Despite improved aware of the serious consequences of antibiotic abuse and measures to limit their use in recent years, 47.83 % of patients in our study were treated with antibiotics. This number grew with exacerbation of disease, in some cases due to a genuine need due to cytomegalovirus (CMV) or clostridium (CDI) infection. In other cases, poor control by essential drugs may have resulted in the use of experimental antibiotic therapy. It has been reported that the prevalence of CMV infection in acute severe colitis is between 21 % and 34 % [22, 23], and the prevalence of CDI infection increased from 1.8 % in 2004 to 4.6 % in 2005 [24]. Even though there are multiple diagnostic tests available for detecting infection, there are problems with these tests which remain controversial. Diagnosis and treatment standardization of these infections will possibly mitigate the abuse of antibiotics in IBD.

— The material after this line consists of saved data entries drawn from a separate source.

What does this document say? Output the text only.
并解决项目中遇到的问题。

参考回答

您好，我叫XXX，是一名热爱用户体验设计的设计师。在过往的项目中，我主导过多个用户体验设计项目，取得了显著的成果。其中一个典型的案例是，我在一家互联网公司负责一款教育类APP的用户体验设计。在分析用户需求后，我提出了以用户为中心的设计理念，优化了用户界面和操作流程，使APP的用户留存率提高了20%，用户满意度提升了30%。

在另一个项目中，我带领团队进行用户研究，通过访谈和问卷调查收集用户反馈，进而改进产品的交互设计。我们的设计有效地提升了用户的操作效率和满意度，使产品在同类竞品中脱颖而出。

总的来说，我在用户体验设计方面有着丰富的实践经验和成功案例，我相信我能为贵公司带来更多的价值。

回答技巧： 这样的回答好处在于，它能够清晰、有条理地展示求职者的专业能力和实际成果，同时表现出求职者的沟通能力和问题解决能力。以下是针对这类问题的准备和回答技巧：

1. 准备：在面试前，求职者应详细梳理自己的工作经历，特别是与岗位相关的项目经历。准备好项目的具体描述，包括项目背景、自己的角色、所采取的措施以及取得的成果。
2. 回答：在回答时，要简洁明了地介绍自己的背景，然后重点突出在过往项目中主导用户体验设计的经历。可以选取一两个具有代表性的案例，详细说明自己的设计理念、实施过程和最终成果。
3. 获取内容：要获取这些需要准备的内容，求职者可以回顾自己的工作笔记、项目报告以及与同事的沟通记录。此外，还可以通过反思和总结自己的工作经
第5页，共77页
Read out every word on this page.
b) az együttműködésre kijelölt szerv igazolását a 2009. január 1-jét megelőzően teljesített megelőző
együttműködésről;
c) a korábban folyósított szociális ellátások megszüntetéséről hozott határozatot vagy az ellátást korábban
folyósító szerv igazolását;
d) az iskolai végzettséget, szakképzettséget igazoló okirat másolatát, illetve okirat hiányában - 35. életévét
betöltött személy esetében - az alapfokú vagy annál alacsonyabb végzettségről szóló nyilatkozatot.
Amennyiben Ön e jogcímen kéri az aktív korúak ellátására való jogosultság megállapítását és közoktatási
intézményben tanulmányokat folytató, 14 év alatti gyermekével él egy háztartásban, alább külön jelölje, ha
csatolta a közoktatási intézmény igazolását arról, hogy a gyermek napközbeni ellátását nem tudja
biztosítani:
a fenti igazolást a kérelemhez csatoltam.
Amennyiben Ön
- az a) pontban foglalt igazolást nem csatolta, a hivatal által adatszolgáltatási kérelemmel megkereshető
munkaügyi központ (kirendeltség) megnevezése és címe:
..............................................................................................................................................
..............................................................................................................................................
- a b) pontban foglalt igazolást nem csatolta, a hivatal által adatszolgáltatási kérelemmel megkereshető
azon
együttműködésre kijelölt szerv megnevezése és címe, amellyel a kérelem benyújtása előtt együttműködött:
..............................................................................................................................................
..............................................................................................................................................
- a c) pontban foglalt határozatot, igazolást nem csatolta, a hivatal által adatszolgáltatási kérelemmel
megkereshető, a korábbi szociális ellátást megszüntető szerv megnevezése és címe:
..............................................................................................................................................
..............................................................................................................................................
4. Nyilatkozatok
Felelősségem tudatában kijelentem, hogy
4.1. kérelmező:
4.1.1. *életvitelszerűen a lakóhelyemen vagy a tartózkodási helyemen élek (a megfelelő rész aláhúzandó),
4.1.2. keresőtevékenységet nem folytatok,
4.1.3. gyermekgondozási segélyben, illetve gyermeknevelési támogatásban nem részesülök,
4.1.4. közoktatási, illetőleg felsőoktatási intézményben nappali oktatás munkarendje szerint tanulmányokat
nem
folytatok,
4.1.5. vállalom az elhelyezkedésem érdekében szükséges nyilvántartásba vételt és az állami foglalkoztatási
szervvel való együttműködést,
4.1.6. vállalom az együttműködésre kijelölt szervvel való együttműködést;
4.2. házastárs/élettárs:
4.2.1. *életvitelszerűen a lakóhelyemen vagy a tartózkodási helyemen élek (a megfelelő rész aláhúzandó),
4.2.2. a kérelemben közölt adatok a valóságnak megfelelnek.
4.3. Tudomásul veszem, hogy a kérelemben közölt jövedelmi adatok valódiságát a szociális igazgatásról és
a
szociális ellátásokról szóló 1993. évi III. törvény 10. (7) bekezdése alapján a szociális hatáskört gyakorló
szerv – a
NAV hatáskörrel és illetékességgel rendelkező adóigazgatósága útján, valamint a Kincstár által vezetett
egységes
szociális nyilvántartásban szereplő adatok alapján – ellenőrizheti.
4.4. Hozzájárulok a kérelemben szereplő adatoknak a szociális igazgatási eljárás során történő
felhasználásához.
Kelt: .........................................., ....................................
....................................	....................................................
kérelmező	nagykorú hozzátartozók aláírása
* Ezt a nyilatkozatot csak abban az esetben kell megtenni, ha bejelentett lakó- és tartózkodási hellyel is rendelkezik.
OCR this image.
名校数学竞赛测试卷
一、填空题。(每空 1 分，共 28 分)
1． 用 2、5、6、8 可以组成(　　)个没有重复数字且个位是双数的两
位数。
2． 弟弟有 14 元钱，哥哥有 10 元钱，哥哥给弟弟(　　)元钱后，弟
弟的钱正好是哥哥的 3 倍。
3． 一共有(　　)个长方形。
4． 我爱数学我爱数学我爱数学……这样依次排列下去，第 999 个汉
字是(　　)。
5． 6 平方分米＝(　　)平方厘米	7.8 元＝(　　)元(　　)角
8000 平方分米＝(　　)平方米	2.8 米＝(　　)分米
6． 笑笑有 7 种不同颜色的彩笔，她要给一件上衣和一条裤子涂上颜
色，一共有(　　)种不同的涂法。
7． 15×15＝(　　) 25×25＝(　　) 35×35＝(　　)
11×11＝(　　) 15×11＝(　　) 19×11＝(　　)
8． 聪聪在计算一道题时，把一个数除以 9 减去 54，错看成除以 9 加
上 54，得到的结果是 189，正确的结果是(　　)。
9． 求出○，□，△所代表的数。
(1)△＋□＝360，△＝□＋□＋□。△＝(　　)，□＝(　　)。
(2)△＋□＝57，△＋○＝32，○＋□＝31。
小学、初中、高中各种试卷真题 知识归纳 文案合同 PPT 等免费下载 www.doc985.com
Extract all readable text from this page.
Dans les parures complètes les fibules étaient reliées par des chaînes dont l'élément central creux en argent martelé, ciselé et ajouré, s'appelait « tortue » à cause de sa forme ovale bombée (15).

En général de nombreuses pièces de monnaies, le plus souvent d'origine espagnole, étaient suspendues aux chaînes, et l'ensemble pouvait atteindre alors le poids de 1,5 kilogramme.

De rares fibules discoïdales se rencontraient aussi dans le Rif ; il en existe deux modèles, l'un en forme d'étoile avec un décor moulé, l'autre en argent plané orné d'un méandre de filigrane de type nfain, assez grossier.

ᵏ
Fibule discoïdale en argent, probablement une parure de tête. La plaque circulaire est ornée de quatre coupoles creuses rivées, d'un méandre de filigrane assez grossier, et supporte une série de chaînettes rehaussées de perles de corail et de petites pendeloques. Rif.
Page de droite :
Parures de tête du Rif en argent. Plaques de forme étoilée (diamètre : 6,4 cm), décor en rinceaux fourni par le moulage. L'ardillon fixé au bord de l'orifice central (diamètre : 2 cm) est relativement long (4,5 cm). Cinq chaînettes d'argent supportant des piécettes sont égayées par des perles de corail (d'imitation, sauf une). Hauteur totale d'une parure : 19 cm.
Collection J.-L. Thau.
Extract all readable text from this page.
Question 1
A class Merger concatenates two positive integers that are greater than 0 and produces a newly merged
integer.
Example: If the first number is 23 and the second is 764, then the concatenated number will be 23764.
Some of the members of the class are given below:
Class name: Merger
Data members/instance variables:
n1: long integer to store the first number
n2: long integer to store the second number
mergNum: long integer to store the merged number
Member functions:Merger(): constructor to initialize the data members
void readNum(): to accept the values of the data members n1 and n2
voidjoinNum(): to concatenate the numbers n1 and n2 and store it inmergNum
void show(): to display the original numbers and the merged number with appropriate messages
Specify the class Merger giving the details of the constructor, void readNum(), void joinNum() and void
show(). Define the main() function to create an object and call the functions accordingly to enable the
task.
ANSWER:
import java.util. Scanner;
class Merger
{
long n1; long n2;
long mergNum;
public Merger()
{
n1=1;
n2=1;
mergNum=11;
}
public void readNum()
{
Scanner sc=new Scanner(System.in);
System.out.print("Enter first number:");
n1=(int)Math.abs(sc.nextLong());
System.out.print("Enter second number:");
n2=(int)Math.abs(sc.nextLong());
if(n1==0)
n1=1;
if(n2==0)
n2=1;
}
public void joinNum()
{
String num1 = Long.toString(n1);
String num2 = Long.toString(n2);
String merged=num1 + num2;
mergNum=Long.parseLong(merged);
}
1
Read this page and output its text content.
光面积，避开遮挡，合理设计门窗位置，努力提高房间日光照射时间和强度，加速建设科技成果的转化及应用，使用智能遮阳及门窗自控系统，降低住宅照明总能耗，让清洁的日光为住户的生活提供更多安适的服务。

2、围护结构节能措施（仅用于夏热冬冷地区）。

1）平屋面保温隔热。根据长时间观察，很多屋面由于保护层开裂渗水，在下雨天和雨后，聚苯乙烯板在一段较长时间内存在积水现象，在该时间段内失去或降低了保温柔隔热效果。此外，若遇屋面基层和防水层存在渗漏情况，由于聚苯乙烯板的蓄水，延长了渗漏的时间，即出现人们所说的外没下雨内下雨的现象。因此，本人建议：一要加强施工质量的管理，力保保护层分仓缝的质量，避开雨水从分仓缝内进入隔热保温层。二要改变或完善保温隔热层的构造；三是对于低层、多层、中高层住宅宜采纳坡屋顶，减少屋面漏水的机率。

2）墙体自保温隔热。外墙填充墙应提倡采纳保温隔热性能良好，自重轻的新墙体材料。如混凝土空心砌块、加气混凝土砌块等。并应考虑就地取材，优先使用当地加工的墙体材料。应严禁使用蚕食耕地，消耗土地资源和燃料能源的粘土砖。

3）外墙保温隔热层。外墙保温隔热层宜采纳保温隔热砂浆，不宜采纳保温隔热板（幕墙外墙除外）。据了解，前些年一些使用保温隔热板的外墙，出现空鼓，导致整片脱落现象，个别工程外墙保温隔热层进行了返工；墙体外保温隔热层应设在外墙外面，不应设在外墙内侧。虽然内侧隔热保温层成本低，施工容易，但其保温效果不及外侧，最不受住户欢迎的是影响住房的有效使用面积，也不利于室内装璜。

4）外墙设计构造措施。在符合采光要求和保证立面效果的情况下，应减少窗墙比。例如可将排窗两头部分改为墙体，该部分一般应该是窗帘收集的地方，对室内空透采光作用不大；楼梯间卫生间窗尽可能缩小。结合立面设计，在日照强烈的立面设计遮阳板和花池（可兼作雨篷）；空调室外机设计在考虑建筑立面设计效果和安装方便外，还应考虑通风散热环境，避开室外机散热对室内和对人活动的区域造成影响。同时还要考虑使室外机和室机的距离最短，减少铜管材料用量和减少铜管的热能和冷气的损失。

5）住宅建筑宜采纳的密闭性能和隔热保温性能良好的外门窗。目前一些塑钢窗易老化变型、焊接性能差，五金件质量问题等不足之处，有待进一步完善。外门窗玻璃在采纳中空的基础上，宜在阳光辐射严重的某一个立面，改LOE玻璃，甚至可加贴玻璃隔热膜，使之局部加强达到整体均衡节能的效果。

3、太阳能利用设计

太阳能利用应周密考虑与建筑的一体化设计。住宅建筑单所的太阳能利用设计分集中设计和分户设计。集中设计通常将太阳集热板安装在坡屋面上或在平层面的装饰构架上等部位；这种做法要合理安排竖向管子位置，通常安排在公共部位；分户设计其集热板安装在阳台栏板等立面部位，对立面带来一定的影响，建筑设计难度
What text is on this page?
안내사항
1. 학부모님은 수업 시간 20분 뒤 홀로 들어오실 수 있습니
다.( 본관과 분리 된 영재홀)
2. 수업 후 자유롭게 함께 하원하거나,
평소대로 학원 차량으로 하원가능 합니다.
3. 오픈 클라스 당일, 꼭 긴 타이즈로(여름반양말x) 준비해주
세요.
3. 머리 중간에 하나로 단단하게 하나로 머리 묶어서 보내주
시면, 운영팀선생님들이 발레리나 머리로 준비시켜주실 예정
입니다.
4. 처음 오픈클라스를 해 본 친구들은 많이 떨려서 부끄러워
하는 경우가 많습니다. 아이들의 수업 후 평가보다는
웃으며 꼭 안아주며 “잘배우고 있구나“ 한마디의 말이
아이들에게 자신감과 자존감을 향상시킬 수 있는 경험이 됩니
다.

Chinese medicine played an important role, especially in patients with moderate-severe activity, this is different from the western countries. However, its specific role and efficient components are still unknown and need further study. Relatively the operation rate is low, and CD patients were more frequent (10.71 %, UC 2.07 %), fistula and stenosis were the main reason.

In addition, only 8.86 % UC and 13.09 % CD patients can get a definite diagnosis in our study, 66.46 % UC and 22.62 % CD were clinically diagnosed, 26.29 % UC and 64.29 % CD were just suspicious. Perhaps there are some indeterminate colitis. However, due to the lack of understanding of this type, it was classified as UC or CD based on the physicians’ clinical experience in actual clinical diagnosis. By reviewing the medical records of inpatients with IBD over 12 years and the further learning the guidelines, we hope to increase the awareness of IBD and the understanding of indeterminate colitis in the future clinical practice.

This was a retrospective analysis, and the lack of follow-up information meant we were unable to make a comprehensive evaluation of treatment effectiveness. However, it is evident that the monitoring of IBD patients should be strengthened, with the establishment of a comprehensive follow-up system.

Conclusions

An increasing trend of admissions for IBD can be observed in our study; there are some differences in clinical features and treatment compared with Western countries, and further research into this is required.